A história do poder é a história da captura das formas de crítica e resistência a ele. Este bem poderia ser o mote de certa tradição intelectual marxista, que se cristaliza na chamada Escola de Frankfurt (por esse motivo, sempre acusada de pessimista), e na qual se inscreve Vladimir Safatle. Como sabemos, uma das características que marca a especificidade da guinada intelectual dos frankfurtianos é a aliança entre teoria social crítica e psicanálise (a ausência completa desta em Habermas é suficiente para sinalizar que ele
não é herdeiro desta tradição) - e, também aqui, com a presença decisiva de Lacan no rol analítico de Safatle, se pode notar a sua filiação a esta corrente. Este é um dos motivos pelos quais
a acusação feita por Evando Nascimento - a de ser um "amálgama" intelectual - em relação a
Cinismo e falência da crítica, que hoje discutiremos, ser falha: não leva em conta a centralidade que Adorno e Lacan possuem na análise de Safatle: Foucault e Deleuze, "estão, em larga medida, sendo criticados em pontos regionais e precisos", para usar os termos do próprio autor
em sua resposta à Evando Nascimento. A meu ver, a postura de Nascimento reforça uma oposição que esteriliza o pensamento brasileiro, a oposição entre "pós-estruturalistas" e os "uspianos marxistas" (prova disso são
os textos de encerramento do "debate", em que não se debate mais nada, pois a dicotomia fora traçada como premissa na resenha inicial) - e, a meu ver, a obra de Safatle deve, por isso, ser inserida neste contexto como um esforço de, partindo de uma teoria crítica frankfurtiana, dialogar criticamente com o "pós-estruturalismo", isto é, aproximar (no sentido de colocar em contato, o que não quer dizer fusionar) correntes que, no Brasil, costumam ficar separadas como água e vinho (citar um autor de uma delas aparece como filiação imediata). Há, porém, um ponto em que a resenha de Nascimento é certeira: "a impressão", que se tem ao ler o livro, de "que teria havido na história do globo um período de total e pleno direito, após o qual ocorreria o advento de sociedades anômicas, em que predomina a crise de legitimação". Talvez se Safatle tivesse atentado mais à periferia global (ele o faz, mas de passagem), pudesse ter visto que, aqui, nunca houve crise de legitimação, porque nunca houve legitimação da racionalidade social.

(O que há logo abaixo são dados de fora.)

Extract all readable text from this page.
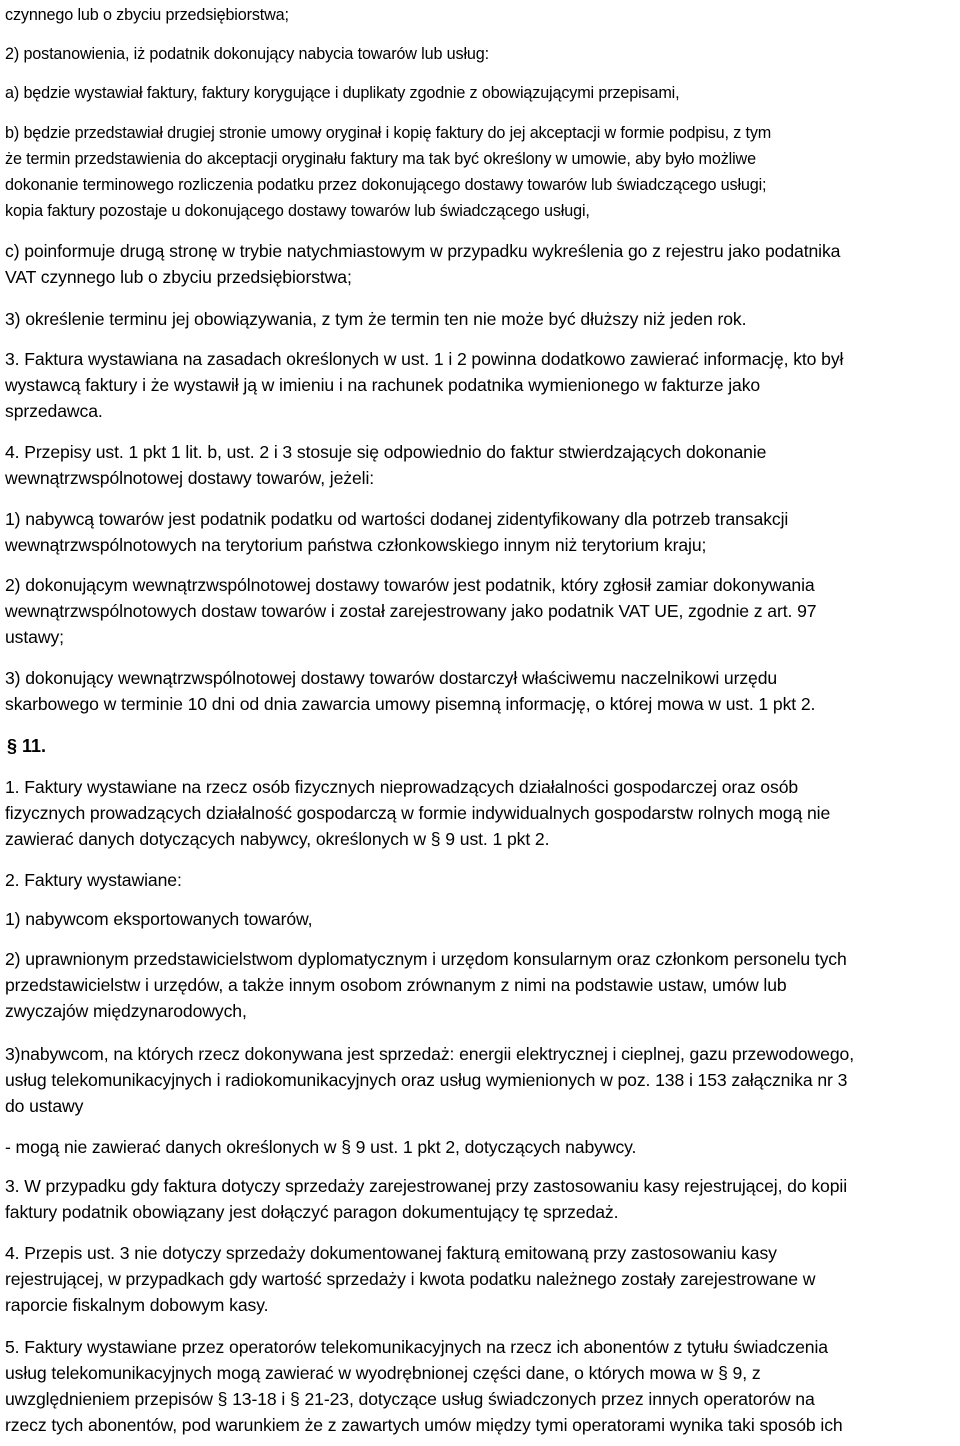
czynnego lub o zbyciu przedsiębiorstwa;
2) postanowienia, iż podatnik dokonujący nabycia towarów lub usług:
a) będzie wystawiał faktury, faktury korygujące i duplikaty zgodnie z obowiązującymi przepisami,
b) będzie przedstawiał drugiej stronie umowy oryginał i kopię faktury do jej akceptacji w formie podpisu, z tym
że termin przedstawienia do akceptacji oryginału faktury ma tak być określony w umowie, aby było możliwe
dokonanie terminowego rozliczenia podatku przez dokonującego dostawy towarów lub świadczącego usługi;
kopia faktury pozostaje u dokonującego dostawy towarów lub świadczącego usługi,
c) poinformuje drugą stronę w trybie natychmiastowym w przypadku wykreślenia go z rejestru jako podatnika
VAT czynnego lub o zbyciu przedsiębiorstwa;
3) określenie terminu jej obowiązywania, z tym że termin ten nie może być dłuższy niż jeden rok.
3. Faktura wystawiana na zasadach określonych w ust. 1 i 2 powinna dodatkowo zawierać informację, kto był
wystawcą faktury i że wystawił ją w imieniu i na rachunek podatnika wymienionego w fakturze jako
sprzedawca.
4. Przepisy ust. 1 pkt 1 lit. b, ust. 2 i 3 stosuje się odpowiednio do faktur stwierdzających dokonanie
wewnątrzwspólnotowej dostawy towarów, jeżeli:
1) nabywcą towarów jest podatnik podatku od wartości dodanej zidentyfikowany dla potrzeb transakcji
wewnątrzwspólnotowych na terytorium państwa członkowskiego innym niż terytorium kraju;
2) dokonującym wewnątrzwspólnotowej dostawy towarów jest podatnik, który zgłosił zamiar dokonywania
wewnątrzwspólnotowych dostaw towarów i został zarejestrowany jako podatnik VAT UE, zgodnie z art. 97
ustawy;
3) dokonujący wewnątrzwspólnotowej dostawy towarów dostarczył właściwemu naczelnikowi urzędu
skarbowego w terminie 10 dni od dnia zawarcia umowy pisemną informację, o której mowa w ust. 1 pkt 2.
§ 11.
1. Faktury wystawiane na rzecz osób fizycznych nieprowadzących działalności gospodarczej oraz osób
fizycznych prowadzących działalność gospodarczą w formie indywidualnych gospodarstw rolnych mogą nie
zawierać danych dotyczących nabywcy, określonych w § 9 ust. 1 pkt 2.
2. Faktury wystawiane:
1) nabywcom eksportowanych towarów,
2) uprawnionym przedstawicielstwom dyplomatycznym i urzędom konsularnym oraz członkom personelu tych
przedstawicielstw i urzędów, a także innym osobom zrównanym z nimi na podstawie ustaw, umów lub
zwyczajów międzynarodowych,
3)nabywcom, na których rzecz dokonywana jest sprzedaż: energii elektrycznej i cieplnej, gazu przewodowego,
usług telekomunikacyjnych i radiokomunikacyjnych oraz usług wymienionych w poz. 138 i 153 załącznika nr 3
do ustawy
- mogą nie zawierać danych określonych w § 9 ust. 1 pkt 2, dotyczących nabywcy.
3. W przypadku gdy faktura dotyczy sprzedaży zarejestrowanej przy zastosowaniu kasy rejestrującej, do kopii
faktury podatnik obowiązany jest dołączyć paragon dokumentujący tę sprzedaż.
4. Przepis ust. 3 nie dotyczy sprzedaży dokumentowanej fakturą emitowaną przy zastosowaniu kasy
rejestrującej, w przypadkach gdy wartość sprzedaży i kwota podatku należnego zostały zarejestrowane w
raporcie fiskalnym dobowym kasy.
5. Faktury wystawiane przez operatorów telekomunikacyjnych na rzecz ich abonentów z tytułu świadczenia
usług telekomunikacyjnych mogą zawierać w wyodrębnionej części dane, o których mowa w § 9, z
uwzględnieniem przepisów § 13-18 i § 21-23, dotyczące usług świadczonych przez innych operatorów na
rzecz tych abonentów, pod warunkiem że z zawartych umów między tymi operatorami wynika taki sposób ich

Mas, antes das críticas, vamos ao diagnóstico traçado por Safatle. A situação que ele descreve se assemelha ao que Paulo Arantes, em
Extinção (que
discutimos no Clube de Leituras anterior), chamou de "estado de sítio moral da inteligência globalitária". Porém, Safatle vai mais além e procura compreender a lógica desta "petrificação geral da linguagem" (para usar outra expressão de Arantes), na qual identifica o "cinismo": "a recorrência de casos de enunciação da verdade que anulam a força perlocucionária da própria enunciação
sem, contudo, transgredir os critérios normativos de enunciação e justificação" (p. 76). Não se trata de mera contradição performativa, como na hipocrisia, mas de um discurso que mantém a lei ao transgredi-la, mostrando como não é possível estabelecer um nexo seguro entre a lei e sua aplicação, isto é, para usar a terminologia de Safatle: mostrando como a
indexação não é um processo inequívoco, está longe de ser uma subsunção lógica. Se o cinismo pôde funcionar como instrumento de crítica, hoje ele teria sido capturado e internalizado pelo
status quo: "o cinismo é a continuação do princípio da identidade por outros meios" (p.60), ele mantém "a lei do valor ao mesmo tempo em que mina o valor da lei" (p. 102). Ou seja, não enfrentaríamos mais a "ideologia" enquanto "falsa consciência", mas sim enquanto "falsa consciência esclarecida", ou "ideologia reflexiva". Isto porque o capitalismo contemporâneo, como bem aponta Safatle a partir de uma indicação precisa de Adorno, é totalmente transparente. Aqui, a análise da configuração recente dos produtos da indústria cultural revela tudo: "Os [seus] conteúdos já são previamente ironizados
e é isso que lhes permite continuar circulando": "Personagens de contos de fadas que não mais se reconhecem e criticam seus próprios papéis, propagandas que zombam da linguagem publicitária, celebridades e representantes políticos que se auto-ironizam em programas televisivos", etc. Como está cada vez mais claro, há um paralelo entre a situação de exceção atual e o fascismo: assim, Safatle, fazendo uso mais uma vez de uma análise de Adorno, argumenta que, neste, "tudo era aparência posta como aparência e, fato de suma importância,
sabia-se disso" (p. 97). Poderíamos dizer, portanto, que
O Grande Ditador, de Chaplin, não é uma paródia a Hitler, mas o seu perfeito retrato - e daí um certo mal-estar entre algumas pessoas que assistem ao filme (e o gozo de muitas outras).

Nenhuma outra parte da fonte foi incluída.